- I never wanted to move.
- There was no support system or family there.
- I was pretty much alone from the minute I set foot there.
- My marriage died there.
- I struggled as a single mom there.
- It was ridiculous being the ex-wife of a person everyone thought was "such a nice guy".
The list is long. And let's be honest, Hutch is not a booming metropolis. I constantly complained about nothing to do, no cultural experiences, blah, blah, blah and with the news that they won't even have a Target next year...I must be off my nut! However, now I find myself living in another city, completely happy in the spot where God planted me, yet missing something I never thought I would and reflecting on what that place really was. I've come to realize that Hutch wasn't a bad place to be at all. In fact, Hutch was where:
- I watched Brig start school, never looking back at me, but holding her Bubby's hand tightly.
- I saw Conor shoot hoops on the driveway for hours and then in gyms for more than I can count.
- I watch my babies grow into teenagers, learn to drive, fall in and out of like, love, etc.
- I met some terrific friends and co-workers.
- I met students who changed my life and who taught me instead of the other way around.
- I learned some important lessons from some excellent bosses.
- I learned some important lessons from some terrible bosses.
- I got my masters degree.
- I made our home into my perfect sanctuary (with the help of friends and family).
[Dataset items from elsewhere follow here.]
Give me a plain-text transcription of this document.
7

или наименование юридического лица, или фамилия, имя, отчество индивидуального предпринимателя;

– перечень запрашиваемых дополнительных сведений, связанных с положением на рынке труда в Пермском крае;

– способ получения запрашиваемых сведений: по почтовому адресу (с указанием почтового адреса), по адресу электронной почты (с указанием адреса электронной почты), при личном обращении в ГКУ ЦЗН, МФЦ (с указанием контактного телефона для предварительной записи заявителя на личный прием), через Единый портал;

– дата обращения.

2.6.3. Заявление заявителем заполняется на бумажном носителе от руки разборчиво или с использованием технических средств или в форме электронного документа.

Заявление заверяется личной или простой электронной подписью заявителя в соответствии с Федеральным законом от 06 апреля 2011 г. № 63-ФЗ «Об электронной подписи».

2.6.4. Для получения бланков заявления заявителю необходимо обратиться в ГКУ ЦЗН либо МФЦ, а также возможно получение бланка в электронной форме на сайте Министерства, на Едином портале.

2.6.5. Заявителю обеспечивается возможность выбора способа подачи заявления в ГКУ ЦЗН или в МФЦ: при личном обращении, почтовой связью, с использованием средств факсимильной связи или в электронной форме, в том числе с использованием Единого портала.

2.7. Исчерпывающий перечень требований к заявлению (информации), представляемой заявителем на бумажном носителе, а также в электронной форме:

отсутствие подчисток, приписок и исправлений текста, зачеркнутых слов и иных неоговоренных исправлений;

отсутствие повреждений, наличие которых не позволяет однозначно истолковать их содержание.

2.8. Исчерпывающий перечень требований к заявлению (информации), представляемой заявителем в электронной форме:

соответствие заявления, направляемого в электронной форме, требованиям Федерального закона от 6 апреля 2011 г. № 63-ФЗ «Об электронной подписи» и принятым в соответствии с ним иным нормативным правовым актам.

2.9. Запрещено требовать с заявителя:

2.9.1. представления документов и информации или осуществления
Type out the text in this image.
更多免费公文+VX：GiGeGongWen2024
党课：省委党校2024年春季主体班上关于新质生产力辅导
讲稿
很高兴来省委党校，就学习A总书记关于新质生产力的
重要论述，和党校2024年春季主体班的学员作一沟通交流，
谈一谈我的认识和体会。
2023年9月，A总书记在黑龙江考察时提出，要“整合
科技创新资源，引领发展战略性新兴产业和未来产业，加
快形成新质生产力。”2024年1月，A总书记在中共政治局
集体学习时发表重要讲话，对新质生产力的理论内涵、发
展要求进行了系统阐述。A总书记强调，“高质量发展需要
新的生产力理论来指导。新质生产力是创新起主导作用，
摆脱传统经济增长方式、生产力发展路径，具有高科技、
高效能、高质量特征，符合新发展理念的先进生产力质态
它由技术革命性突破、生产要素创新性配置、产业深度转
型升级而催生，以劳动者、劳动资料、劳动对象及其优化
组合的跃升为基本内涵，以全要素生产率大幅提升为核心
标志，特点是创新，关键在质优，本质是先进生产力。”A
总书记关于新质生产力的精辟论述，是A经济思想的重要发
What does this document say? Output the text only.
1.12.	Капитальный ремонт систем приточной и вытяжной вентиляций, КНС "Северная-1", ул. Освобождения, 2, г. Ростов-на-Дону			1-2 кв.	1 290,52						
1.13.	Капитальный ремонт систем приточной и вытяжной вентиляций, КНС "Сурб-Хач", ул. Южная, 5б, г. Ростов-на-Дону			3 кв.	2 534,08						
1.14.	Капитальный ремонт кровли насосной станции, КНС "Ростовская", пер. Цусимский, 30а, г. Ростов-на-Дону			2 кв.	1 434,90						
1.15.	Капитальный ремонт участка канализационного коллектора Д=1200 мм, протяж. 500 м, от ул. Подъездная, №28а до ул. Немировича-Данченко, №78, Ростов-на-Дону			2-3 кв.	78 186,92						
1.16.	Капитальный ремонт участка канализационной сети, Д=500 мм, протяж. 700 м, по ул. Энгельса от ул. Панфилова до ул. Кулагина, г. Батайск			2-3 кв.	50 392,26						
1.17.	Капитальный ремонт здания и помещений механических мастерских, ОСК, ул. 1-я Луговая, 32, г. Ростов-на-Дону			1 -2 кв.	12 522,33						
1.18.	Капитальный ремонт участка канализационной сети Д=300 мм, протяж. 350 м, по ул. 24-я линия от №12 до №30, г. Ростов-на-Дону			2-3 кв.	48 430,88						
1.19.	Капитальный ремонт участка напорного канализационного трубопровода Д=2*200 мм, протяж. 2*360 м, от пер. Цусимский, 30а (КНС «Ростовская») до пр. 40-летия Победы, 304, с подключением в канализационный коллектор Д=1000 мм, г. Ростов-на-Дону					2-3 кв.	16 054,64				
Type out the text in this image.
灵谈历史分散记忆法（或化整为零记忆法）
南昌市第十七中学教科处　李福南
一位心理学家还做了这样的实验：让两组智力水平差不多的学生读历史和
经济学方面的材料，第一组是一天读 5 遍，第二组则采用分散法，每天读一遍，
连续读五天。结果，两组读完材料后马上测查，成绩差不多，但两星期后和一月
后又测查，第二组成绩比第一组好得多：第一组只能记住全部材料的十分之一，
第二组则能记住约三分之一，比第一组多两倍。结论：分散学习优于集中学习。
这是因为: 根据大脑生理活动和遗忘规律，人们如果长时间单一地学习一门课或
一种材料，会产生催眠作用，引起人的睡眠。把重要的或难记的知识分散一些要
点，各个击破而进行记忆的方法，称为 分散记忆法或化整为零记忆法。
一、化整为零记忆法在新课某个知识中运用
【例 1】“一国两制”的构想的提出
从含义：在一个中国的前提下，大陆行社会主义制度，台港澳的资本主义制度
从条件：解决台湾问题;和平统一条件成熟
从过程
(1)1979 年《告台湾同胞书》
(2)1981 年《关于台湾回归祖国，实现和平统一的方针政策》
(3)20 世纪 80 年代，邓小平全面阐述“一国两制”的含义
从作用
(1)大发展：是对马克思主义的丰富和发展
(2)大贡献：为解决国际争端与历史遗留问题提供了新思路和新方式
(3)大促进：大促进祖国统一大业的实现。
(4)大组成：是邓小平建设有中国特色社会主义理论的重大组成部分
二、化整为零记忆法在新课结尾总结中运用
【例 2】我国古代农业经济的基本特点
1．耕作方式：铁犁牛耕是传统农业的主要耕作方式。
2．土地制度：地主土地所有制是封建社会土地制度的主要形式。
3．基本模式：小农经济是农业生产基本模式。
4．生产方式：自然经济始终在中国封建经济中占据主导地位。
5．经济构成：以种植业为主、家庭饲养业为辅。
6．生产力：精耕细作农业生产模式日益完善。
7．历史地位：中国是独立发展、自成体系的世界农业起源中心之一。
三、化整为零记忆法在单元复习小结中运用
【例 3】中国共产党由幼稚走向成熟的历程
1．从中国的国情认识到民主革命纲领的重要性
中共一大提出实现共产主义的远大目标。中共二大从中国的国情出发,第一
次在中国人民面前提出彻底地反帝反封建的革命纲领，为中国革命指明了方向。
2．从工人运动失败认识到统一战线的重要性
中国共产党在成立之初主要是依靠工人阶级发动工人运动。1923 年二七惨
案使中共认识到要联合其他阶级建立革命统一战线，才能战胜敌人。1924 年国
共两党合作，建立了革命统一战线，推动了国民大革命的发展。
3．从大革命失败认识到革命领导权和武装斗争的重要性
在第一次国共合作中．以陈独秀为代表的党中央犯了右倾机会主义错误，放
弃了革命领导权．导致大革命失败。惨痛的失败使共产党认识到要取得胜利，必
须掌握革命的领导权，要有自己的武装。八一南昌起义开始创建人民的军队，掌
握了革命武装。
- I discovered Roys, Crosspoint Church, and that the best iced tea at the State Fair came from the Bracket's stand at the Sugar Shack.
- I grew up.
So as I look at that second list, it's obvious that Hutch was much more than a location on a map where I "did some time". It was an important part of my life. It still continues to be as Conor and Rhyanna are firmly planted there and are thriving so I get to go back and spend some time now and then. It's not the same, but it'll have to do - and I can still get my Roy's fix when I need it! That 20/20 hindsight is a tricky tricky thing, huh? I guess the lesson learned is to stay focused on the positive and bloom where I'm planted instead of looking to the future and making plans someday, right?